Andy Lücking (LLF)
Aspects of Multimodal Communication
Natural language interaction is multimodal. The thesis focuses on four aspects of multimodal communication: quantification in dialogue, pointing gestures, head shakes, and a cognitive construal of dialogue semantics in general.
A representational theory of count noun quantification is developed. A QNP now involves three sets, a refset, a compset and a maxset, the union of the former two sets. These sets provide antecedents for pronominal anaphora. A novel explanation for the highly restricted phenomenon of compset anaphora is given in terms of horror vacui: compset anaphora is only allowed if the QNP antecedent involves an empty refset. Quantification is expressed NP-internally, that is, without reference to a scope set. This denotational underpinning leads to a significant reduction of the logical space of quantifiers.

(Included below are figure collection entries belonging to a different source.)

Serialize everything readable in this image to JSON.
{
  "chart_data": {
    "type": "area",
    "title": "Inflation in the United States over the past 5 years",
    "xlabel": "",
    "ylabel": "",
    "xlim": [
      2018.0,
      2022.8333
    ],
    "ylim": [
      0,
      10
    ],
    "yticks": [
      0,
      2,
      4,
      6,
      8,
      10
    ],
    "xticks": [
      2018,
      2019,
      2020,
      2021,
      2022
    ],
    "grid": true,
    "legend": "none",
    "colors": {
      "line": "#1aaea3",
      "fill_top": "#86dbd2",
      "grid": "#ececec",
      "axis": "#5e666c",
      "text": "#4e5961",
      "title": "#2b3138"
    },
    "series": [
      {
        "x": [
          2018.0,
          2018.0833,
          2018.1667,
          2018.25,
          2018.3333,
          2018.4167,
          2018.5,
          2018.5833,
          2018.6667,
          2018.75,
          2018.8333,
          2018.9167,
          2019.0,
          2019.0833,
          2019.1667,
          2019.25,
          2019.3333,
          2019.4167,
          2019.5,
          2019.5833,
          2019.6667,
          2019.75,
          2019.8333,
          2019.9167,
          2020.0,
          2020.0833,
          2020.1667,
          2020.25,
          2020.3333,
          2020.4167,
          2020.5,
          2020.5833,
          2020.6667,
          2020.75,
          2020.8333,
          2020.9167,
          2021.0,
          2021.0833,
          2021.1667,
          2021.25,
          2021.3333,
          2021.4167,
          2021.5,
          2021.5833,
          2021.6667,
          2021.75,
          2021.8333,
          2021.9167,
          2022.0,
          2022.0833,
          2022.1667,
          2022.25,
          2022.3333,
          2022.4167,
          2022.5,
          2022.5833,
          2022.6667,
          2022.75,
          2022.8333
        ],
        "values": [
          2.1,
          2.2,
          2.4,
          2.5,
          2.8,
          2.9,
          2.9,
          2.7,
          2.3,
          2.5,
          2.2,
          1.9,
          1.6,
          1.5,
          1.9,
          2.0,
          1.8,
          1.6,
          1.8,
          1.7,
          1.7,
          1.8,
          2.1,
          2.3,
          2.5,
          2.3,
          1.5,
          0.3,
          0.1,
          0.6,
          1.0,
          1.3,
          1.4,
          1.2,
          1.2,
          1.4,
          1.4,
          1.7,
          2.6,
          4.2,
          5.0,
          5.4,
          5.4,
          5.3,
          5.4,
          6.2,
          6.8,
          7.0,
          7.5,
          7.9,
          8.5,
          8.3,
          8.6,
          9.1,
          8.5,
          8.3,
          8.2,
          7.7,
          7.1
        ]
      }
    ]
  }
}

Based on previous experimental evidence, a spatial semantics for pointing gestures is developed, replacing directly referential models. It is claimed that demonstration acts like pointing gestures provide locational restrictions which indicate where the addressee should look for the referent according to the descriptive information of the accompanying noun phrase. Furthermore, it is shown It is shown that the components introduced on linguistic grounds correspond to pathways identified in psycho- and neuro-scientific studies.
Based on previous work on the verbal negative particle 'No', different uses of the head shake are identified. Following work on laughter, emotionally evaluative uses of head shaking are formally analysed: Here, the trigger of a head shake can root either in positively or a negatively aroused disbelief (with regard to an event, for instance). The intertwining of emotional and more classical descriptive contents has been construed as ‘noetic head shake’.

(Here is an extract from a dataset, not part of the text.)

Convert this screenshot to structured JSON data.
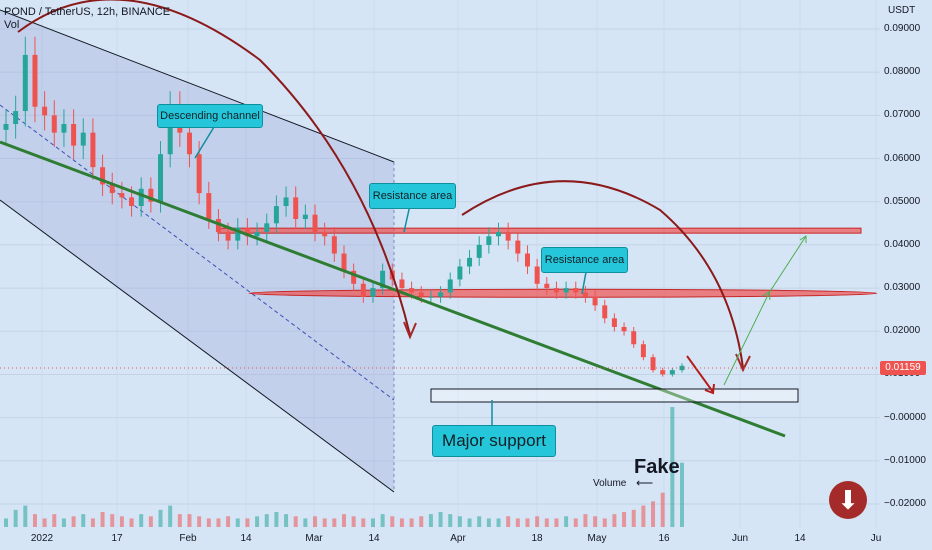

A cognitive stance underlies the individual aspects of multimodal communication above. A cognitive stance is also inherent in dynamic semantic theories. Following the cognitive route, KoS is introduced as a representational semantic framework and linked to findings from cognitive science. By this means evidence is collected that dialogue semantics and cognitive science by and large can reasonably be said to share a common empirical domain.